Loop through register array without using local memory

I have a kernel where I would like to loop through a register array to calculate some values. I can of course do this without a loop but I want the kernel to be as general as possible

Current code

float beta1, beta2;
for (t = 0; t < DATA_T; t++)
{
    float temp = data[idx];
    beta1 += temp * c_Values[t];
    beta2 += temp * c_Values[offset + t];
}

I would like to change this code to

float beta[number_of_parameters];
for (t = 0; t < DATA_T; t++)
{
    float temp = data[idx];
    for (i = 0; i < number_of_parameters; i++)
    {
        beta[i] += temp * c_Values[offset*i + t];
    }
}

but if I remember correctly, beta will then go into slow local memory since the compiler does not know the indices at compile time. Is it possible to avoid this, or does it not matter for modern GPUs with a L1 cache? Can it be solved with dynamic allocation?
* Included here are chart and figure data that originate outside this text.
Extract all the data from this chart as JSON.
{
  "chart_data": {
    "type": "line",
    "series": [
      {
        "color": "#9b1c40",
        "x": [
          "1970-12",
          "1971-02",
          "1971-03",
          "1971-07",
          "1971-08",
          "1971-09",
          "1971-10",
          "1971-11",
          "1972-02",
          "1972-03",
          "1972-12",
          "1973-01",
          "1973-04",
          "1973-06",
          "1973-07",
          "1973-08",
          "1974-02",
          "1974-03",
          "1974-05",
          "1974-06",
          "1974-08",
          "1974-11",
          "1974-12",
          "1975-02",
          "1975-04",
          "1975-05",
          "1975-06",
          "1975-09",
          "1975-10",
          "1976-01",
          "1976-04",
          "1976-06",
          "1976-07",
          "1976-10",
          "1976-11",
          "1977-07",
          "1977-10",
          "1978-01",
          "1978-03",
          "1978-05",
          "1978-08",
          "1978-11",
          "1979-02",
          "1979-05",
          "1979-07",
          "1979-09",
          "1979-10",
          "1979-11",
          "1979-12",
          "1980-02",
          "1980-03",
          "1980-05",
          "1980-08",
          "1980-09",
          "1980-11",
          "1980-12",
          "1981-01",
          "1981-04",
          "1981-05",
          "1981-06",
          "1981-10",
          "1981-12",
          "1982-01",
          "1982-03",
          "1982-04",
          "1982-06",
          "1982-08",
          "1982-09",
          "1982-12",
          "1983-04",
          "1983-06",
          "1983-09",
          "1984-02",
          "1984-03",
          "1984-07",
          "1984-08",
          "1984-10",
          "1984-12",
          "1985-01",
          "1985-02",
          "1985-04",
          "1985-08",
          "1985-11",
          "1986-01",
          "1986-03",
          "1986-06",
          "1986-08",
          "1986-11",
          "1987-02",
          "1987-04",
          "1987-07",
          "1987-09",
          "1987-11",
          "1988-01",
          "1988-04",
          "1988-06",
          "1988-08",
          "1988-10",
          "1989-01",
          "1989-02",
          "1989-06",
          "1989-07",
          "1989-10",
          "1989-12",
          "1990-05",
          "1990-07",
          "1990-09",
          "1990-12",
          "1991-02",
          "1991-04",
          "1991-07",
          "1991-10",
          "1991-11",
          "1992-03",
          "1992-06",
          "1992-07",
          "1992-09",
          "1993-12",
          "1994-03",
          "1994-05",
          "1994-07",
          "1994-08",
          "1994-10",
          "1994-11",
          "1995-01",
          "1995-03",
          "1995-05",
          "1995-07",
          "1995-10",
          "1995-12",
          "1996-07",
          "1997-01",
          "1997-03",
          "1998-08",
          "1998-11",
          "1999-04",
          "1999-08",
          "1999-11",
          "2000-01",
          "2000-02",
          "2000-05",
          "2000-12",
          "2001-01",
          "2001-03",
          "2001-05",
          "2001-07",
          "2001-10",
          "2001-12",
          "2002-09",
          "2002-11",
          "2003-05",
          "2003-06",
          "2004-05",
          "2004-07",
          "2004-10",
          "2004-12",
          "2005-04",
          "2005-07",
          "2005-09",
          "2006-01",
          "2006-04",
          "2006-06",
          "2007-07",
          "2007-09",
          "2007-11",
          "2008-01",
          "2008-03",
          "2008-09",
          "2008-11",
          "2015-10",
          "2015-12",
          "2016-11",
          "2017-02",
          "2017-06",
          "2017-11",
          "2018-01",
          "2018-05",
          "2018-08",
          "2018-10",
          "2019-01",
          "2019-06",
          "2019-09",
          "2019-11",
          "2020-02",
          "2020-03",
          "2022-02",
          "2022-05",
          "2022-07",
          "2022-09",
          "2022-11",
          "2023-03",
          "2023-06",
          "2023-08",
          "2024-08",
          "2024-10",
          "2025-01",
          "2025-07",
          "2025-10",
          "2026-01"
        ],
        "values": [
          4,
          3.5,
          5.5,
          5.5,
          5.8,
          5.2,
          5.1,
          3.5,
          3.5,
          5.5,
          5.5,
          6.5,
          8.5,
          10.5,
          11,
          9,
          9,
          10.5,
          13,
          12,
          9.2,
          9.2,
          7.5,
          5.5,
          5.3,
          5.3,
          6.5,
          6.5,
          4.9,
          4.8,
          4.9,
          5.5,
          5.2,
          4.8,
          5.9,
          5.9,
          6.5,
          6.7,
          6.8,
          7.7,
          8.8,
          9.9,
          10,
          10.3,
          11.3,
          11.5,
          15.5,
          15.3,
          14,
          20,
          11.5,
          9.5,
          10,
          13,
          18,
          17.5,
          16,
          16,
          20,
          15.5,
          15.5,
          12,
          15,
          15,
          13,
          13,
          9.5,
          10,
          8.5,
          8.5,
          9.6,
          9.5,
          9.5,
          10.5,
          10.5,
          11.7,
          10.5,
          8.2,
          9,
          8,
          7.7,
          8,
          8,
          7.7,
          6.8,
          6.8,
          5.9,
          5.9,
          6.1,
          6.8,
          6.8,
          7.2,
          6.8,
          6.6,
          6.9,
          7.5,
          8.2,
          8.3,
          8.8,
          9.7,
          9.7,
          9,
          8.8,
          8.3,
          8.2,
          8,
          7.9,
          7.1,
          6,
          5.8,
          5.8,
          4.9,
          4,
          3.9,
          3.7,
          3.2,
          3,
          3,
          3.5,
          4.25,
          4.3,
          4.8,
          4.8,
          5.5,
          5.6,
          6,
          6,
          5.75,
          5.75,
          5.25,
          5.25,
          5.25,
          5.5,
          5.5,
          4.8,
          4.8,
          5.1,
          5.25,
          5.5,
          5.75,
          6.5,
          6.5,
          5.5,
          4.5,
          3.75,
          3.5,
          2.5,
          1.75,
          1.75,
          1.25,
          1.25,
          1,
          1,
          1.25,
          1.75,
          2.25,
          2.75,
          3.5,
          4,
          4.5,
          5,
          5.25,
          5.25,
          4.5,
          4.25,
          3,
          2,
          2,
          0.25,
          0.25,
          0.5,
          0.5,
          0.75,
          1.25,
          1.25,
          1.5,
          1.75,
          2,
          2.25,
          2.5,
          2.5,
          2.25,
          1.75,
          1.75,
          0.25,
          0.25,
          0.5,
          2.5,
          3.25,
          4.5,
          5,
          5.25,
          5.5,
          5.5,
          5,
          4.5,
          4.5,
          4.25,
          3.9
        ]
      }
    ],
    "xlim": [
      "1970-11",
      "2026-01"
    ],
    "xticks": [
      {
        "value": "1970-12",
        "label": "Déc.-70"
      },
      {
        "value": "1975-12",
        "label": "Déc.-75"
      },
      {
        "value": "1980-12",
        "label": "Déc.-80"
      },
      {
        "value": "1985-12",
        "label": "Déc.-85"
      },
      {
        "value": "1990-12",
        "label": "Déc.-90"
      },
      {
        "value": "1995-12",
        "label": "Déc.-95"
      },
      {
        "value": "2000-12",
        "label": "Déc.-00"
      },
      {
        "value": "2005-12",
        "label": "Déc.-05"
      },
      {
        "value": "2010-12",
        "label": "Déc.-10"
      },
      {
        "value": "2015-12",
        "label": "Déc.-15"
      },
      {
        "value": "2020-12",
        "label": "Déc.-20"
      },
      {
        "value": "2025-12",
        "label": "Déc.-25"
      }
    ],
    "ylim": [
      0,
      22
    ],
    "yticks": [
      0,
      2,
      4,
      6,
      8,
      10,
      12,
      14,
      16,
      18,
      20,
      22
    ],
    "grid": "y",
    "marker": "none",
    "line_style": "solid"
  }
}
I am not aware of any modern processors that provide for indexing into the register file. If the array is small, you can put a #pragma unroll in front of the loop, and provided the loop has a trip count known at compiler time the compiler will likely unroll the loop completeley. So number_of_parameters would have to be something like a #define’d constant of a template parameter. If the compiler unrolls the loop completely, all indices become compile time costants, allowing the data to be placed into registers. Since the compiler needs to keep register pressure in mind this will only work for arrays that are “sufficiently small”, so there is no gurantee this optimization kicks in. In my experience it seems to work just fine for arrays with less than ten 32-bit words; your mileage may vary.

Can I make a template for different values of number_of_parameters ?
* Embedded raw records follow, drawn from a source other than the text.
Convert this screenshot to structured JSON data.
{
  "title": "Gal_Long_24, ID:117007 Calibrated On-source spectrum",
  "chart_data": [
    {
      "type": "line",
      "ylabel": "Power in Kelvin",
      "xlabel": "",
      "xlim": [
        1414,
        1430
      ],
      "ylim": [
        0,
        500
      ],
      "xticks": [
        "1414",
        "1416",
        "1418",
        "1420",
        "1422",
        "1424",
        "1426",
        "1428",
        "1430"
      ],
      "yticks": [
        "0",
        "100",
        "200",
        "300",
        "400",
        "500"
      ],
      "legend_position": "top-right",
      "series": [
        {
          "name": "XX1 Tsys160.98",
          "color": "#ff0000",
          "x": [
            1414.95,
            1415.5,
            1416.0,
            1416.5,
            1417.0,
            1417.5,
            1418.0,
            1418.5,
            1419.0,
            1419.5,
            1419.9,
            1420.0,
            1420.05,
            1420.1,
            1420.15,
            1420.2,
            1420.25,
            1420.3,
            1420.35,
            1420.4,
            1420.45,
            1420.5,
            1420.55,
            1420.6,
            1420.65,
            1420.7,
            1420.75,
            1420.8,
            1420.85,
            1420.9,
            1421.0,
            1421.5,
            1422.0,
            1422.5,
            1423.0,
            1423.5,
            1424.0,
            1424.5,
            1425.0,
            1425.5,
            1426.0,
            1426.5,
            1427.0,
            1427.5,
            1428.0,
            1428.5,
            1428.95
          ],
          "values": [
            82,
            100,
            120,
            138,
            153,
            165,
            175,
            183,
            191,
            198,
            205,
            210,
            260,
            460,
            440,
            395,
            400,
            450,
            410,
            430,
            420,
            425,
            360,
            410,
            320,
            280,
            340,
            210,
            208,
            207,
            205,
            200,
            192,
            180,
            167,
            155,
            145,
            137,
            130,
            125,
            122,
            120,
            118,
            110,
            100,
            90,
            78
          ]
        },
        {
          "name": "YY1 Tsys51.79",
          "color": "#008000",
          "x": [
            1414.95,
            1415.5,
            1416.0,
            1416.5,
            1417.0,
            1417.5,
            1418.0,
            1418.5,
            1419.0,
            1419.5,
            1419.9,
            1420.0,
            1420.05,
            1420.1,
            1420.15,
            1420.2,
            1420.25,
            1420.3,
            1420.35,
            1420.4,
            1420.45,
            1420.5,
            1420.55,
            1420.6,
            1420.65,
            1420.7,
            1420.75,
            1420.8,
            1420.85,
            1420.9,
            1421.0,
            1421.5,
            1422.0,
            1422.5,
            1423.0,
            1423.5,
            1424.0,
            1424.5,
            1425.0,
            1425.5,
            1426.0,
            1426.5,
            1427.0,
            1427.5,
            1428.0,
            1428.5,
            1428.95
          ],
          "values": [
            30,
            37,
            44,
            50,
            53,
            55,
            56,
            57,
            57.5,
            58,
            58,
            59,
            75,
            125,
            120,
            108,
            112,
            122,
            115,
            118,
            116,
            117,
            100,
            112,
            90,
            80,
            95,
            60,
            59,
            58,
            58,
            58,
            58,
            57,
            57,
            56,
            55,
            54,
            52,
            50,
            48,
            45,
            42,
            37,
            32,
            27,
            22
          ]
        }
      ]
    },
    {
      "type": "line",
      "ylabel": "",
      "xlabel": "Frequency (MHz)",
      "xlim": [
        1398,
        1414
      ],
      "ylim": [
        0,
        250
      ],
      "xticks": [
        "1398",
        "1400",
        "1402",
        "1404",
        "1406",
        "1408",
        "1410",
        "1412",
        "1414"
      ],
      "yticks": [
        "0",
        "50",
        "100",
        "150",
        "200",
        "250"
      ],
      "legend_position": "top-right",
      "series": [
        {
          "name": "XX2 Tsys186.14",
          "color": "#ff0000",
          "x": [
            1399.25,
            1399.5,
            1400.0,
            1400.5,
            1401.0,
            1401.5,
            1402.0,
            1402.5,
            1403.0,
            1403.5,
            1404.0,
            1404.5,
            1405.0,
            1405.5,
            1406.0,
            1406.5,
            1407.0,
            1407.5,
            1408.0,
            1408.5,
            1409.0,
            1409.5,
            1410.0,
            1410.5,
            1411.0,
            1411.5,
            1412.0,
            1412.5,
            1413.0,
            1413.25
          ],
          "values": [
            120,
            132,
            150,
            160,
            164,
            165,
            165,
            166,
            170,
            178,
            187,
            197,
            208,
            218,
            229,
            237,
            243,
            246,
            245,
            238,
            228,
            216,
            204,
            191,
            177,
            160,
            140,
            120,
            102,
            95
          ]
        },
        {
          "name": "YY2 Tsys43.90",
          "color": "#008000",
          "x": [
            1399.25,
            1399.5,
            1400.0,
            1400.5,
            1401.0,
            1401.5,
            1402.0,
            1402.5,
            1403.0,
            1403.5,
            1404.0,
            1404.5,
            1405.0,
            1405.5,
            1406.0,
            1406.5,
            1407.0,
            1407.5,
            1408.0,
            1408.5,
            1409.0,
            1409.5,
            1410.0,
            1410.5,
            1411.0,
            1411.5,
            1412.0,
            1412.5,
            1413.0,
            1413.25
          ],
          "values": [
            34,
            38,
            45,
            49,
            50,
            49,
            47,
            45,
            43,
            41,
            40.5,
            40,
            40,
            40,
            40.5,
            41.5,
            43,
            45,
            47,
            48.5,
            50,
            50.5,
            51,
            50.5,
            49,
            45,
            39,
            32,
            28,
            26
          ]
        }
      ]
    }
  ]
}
Make sure you inspect your PTX to make sure no locals are being used.

If the compiler won’t cooperate and your DATA and BETA sizes are known (and even varying per iteration) and you’re sure everything can fit in registers then you might consider generating the entire loop using X-Macros.

[ I’m sure I’ve mentioned before on this forum that I find X-Macros incredibly useful for generating CUDA code that isn’t easily expressed in loops or when the compiler won’t generate what I want. My sorting library really exploits X-Macros. :) ]

Since I use the K20c and 680 GTX, was interesting to see your HotSort(from your sorting library)results against thrust::sort() , in particular the performance ratio when n<(2^20). Looks like good work, as I have always been impressed by thrust::sort (using device pointers, not device_vector<>).